Kiwis caught with pants around ankles

New Zealand Cricket’s wonderful and widely respected ability to maximise home ground advantage fell apart in humiliating fashion yesterday when they were caught repairing the pitch overnight on the second evening, an action that most people will interpret as an attempt to cheat.

The ‘error’ could easily have been passed off as a genuine mistake but suspicions that the action was a calculated and deliberate attempt to gain an unfair advantage by breaking the Laws of Cricket were confirmed by the behaviour of officials throughout the day who nervously evaded the issue and refused to take responsibility. They were the actions of guilty, cowardly men.

But first, let’s rewind to Thursday evening, the second day of the match. South African assistant coach, Vinnie Barnes, is walking in the vicinity of the pitch as the team complete their stretches and warm-down exercises at the end of the day’s play. Barnes sees the 4th umpire, local man Mike George, speaking to head groundsman Karl Johnson. He overhears the following conversation.

George: “Have you fixed it yet?”

Johnson: “No, I’ll do it when the players have left.”

Curious and even suspicious, Barnes took the precaution of photographing the damaged areas of the pitch.

The following morning, Barnes returned straight to the pitch. His worst suspicions were confirmed. In direct contravention of the ICC’s Code of Conduct which stipulates that the condition of the pitch shall not be artificially altered at any stage of a match, the damage had been repaired with glue.

The South African management drew the attention of the Match Referee, Clive Lloyd, to the alteration and he immediately ordered the groundsman to undo his repair work and return the pitch to its original, scarred condition.

When asked who had ordered him to undertake the illegal repair work, Johnson said he was under orders not to speak.

New Zealand officials were staggering in their frightened refusal to speak or even accept responsibility for the episode saying simply: “It has nothing to do with us.

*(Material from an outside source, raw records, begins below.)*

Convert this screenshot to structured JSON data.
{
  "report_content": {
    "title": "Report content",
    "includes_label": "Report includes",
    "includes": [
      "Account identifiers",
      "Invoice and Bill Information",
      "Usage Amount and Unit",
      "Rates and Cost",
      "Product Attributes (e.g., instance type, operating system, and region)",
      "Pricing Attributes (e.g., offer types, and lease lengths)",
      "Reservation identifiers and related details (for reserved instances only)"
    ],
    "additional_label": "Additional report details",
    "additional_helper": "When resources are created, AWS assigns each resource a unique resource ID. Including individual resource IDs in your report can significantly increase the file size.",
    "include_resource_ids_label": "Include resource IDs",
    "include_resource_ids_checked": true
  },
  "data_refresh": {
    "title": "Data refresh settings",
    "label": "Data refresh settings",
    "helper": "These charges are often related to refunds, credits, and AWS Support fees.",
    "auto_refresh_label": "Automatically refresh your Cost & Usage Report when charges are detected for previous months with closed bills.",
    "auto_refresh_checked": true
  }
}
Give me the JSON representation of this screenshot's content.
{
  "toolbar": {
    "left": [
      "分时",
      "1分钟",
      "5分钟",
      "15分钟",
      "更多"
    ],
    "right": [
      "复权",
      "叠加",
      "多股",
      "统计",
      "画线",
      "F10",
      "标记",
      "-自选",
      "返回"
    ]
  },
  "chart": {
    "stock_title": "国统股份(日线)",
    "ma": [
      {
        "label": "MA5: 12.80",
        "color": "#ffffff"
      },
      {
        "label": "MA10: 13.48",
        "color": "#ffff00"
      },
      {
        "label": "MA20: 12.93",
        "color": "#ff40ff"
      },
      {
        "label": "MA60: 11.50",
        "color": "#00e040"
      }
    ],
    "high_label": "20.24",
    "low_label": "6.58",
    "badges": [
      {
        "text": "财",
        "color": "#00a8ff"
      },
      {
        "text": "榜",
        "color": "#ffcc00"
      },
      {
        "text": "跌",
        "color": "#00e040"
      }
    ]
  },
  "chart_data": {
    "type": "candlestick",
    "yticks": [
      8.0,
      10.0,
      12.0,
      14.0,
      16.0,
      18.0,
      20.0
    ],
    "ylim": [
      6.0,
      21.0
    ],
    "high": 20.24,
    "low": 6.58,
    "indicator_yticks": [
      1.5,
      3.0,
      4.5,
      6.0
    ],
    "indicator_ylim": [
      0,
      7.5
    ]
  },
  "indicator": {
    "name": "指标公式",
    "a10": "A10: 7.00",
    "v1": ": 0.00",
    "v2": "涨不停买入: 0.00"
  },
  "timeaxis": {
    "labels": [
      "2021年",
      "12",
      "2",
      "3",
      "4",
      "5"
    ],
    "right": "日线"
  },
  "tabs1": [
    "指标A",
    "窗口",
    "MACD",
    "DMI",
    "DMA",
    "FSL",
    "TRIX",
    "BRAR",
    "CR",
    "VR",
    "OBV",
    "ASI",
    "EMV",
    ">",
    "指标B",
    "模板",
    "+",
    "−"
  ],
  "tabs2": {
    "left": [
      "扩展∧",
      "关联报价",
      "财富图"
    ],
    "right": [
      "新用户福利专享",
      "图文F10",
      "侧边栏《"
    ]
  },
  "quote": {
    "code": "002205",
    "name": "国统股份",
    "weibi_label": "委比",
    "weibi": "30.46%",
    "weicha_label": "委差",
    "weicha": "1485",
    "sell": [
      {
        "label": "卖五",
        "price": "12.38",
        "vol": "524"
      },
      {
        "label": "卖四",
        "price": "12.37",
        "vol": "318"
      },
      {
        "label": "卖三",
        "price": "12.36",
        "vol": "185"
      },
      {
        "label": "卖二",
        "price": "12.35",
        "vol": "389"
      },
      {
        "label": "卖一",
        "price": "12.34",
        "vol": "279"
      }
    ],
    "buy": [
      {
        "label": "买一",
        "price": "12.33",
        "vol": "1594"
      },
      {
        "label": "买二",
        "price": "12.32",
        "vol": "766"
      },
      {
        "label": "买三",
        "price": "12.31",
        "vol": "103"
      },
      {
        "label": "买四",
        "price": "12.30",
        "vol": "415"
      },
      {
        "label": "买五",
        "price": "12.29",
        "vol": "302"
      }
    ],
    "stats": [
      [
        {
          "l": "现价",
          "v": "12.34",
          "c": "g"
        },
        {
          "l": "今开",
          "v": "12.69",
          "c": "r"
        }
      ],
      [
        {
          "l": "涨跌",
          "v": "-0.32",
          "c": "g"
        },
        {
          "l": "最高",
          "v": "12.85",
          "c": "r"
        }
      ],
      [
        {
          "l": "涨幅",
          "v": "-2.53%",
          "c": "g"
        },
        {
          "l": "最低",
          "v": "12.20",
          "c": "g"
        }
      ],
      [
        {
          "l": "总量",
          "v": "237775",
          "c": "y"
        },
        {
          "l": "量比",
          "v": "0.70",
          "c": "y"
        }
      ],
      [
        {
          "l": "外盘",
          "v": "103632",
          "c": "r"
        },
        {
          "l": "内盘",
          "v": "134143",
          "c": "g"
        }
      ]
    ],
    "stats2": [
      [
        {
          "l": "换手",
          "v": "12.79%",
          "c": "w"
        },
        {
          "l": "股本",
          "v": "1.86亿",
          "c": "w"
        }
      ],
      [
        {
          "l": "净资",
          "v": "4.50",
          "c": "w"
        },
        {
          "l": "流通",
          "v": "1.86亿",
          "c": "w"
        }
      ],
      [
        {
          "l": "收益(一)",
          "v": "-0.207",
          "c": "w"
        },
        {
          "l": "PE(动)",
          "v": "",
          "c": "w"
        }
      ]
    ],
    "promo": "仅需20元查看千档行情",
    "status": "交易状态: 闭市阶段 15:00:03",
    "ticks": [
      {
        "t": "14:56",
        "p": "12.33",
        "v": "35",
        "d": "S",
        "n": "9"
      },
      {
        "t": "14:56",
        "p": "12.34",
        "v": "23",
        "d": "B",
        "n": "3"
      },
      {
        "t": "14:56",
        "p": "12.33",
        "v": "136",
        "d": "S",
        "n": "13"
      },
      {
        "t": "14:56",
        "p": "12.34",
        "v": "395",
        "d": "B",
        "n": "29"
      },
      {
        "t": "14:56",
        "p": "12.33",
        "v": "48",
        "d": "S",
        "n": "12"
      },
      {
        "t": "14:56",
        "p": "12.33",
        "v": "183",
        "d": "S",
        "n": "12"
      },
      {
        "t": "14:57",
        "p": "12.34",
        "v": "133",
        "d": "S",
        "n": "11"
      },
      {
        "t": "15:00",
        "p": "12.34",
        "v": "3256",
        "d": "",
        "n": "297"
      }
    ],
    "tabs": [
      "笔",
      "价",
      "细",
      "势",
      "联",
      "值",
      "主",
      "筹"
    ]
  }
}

It’s not our issue, it’s a matter for the ICC.” The New Zealand Cricket Board is hosting a Test match against South Africa at the headquarters of one of their major, affiliated unions and it has “nothing to do with them?” That’s an attitude to make Kiwi cricket lovers feel proud.

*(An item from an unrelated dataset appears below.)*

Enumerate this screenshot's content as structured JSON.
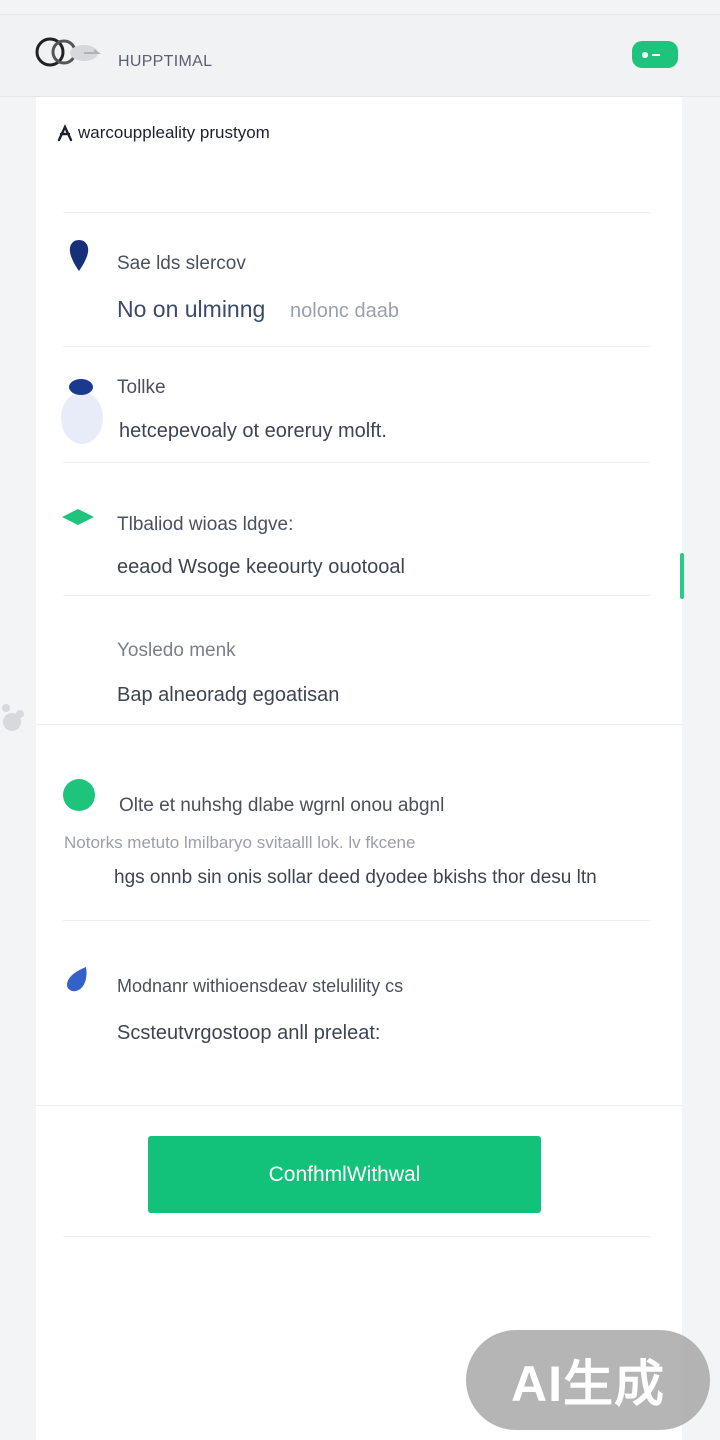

Finally, if the pitch repairs weren’t enough to convince the South Africans that their opponents were prepared to stoop to any depths to gain an edge, no matter how low in the gutter they had to scrape, they had only to look at the sightscreens. Brand new and “much improved” according to coach Eric Simons.

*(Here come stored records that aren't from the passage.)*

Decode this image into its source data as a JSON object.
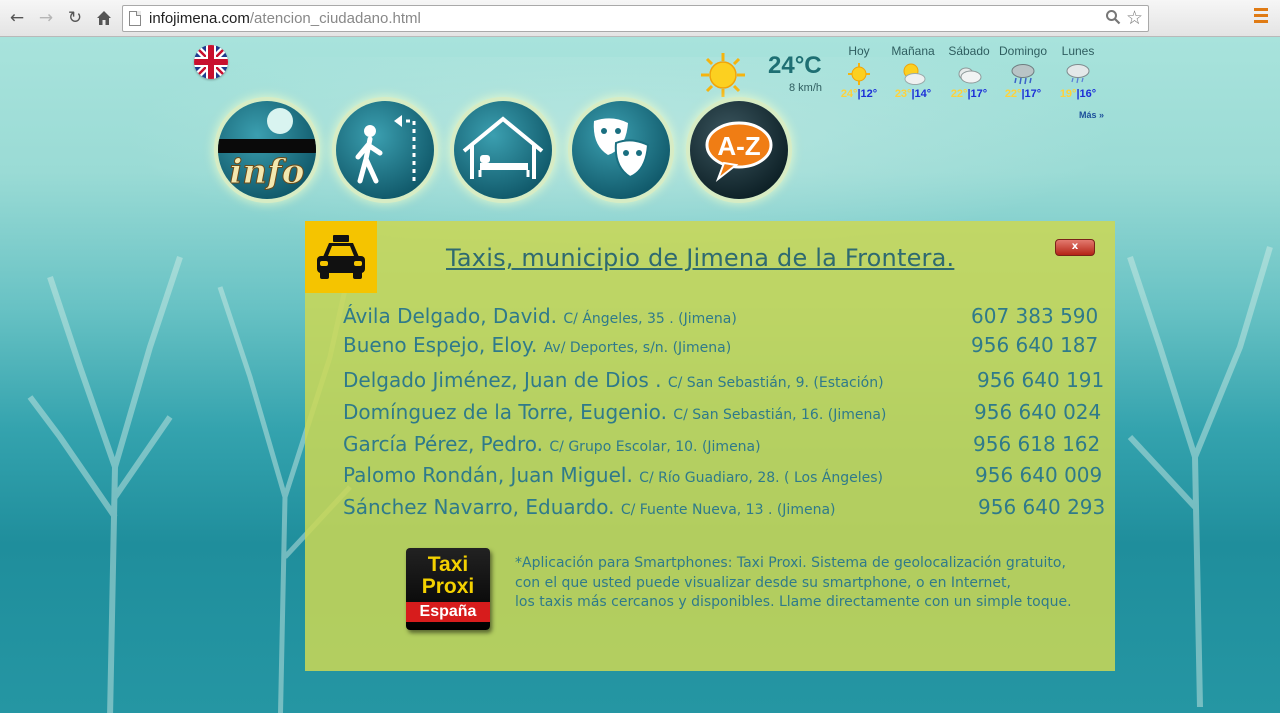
{
  "browser": {
    "url_host": "infojimena.com",
    "url_path": "/atencion_ciudadano.html"
  },
  "weather": {
    "current_temp": "24°C",
    "wind": "8 km/h",
    "more_label": "Más »",
    "forecast": [
      {
        "day": "Hoy",
        "high": "24°",
        "low": "12°",
        "icon": "sun-icon"
      },
      {
        "day": "Mañana",
        "high": "23°",
        "low": "14°",
        "icon": "sun-cloud-icon"
      },
      {
        "day": "Sábado",
        "high": "22°",
        "low": "17°",
        "icon": "cloud-icon"
      },
      {
        "day": "Domingo",
        "high": "22°",
        "low": "17°",
        "icon": "rain-icon"
      },
      {
        "day": "Lunes",
        "high": "19°",
        "low": "16°",
        "icon": "showers-icon"
      }
    ]
  },
  "nav": {
    "buttons": [
      {
        "label": "info",
        "icon": "info-icon"
      },
      {
        "label": "",
        "icon": "hiking-icon"
      },
      {
        "label": "",
        "icon": "lodging-icon"
      },
      {
        "label": "",
        "icon": "theatre-masks-icon"
      },
      {
        "label": "A-Z",
        "icon": "a-z-icon"
      }
    ]
  },
  "panel": {
    "title": "Taxis, municipio de Jimena de la Frontera.",
    "close_label": "x",
    "taxis": [
      {
        "name": "Ávila Delgado, David.",
        "address": "C/ Ángeles, 35 . (Jimena)",
        "phone": "607 383 590"
      },
      {
        "name": "Bueno Espejo, Eloy.",
        "address": "Av/ Deportes, s/n. (Jimena)",
        "phone": "956 640 187"
      },
      {
        "name": "Delgado Jiménez, Juan de Dios .",
        "address": "C/ San Sebastián, 9. (Estación)",
        "phone": "956 640 191"
      },
      {
        "name": "Domínguez de la Torre, Eugenio.",
        "address": "C/ San Sebastián, 16. (Jimena)",
        "phone": "956 640 024"
      },
      {
        "name": "García Pérez, Pedro.",
        "address": "C/ Grupo Escolar, 10.  (Jimena)",
        "phone": "956 618 162"
      },
      {
        "name": "Palomo Rondán, Juan Miguel.",
        "address": "C/ Río Guadiaro, 28. ( Los Ángeles)",
        "phone": "956 640 009"
      },
      {
        "name": "Sánchez Navarro, Eduardo.",
        "address": "C/ Fuente Nueva, 13 . (Jimena)",
        "phone": "956 640 293"
      }
    ],
    "app_logo": {
      "line1": "Taxi",
      "line2": "Proxi",
      "line3": "España"
    },
    "app_text": [
      " *Aplicación para Smartphones: Taxi Proxi. Sistema de geolocalización gratuito,",
      "con el que usted puede visualizar desde su smartphone, o en Internet,",
      "los taxis más cercanos y disponibles. Llame directamente con un simple toque."
    ]
  },
  "colors": {
    "panel_bg": "#cbd755",
    "text_teal": "#2f7a8a",
    "taxi_badge": "#f5c400",
    "temp_high": "#ffd23a",
    "temp_low": "#1b2fd8"
  }
}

When South Africa had batted they had been of the ‘slatted’ variety with awkward, dark lines between the panels. When New Zealand batted they were solid and freshly painted, white as snow.

South Africa will move on and forget this. They have no need to complain. This is New Zealand Cricket’s issue now. This is not idle banter, this is serious dirt and mud like this sticks.

If they had a shred of decency and humility amongst their officials, they would apologise.

“Dear Eric, Graeme and your squad. We would like to apologise for the unsportsmanlike behaviour that you encountered during the first Test in Hamilton. We regret the incidents involving the pitch and the sight screens and would like to assure you that you will encounter no such behaviour in the future.

Yours sincerely,
Martin Snedden.”

That would be enough.

If that doesn’t happen, gentlemen of NZ Cricket, this behaviour will forever be interpreted and remembered as cheating.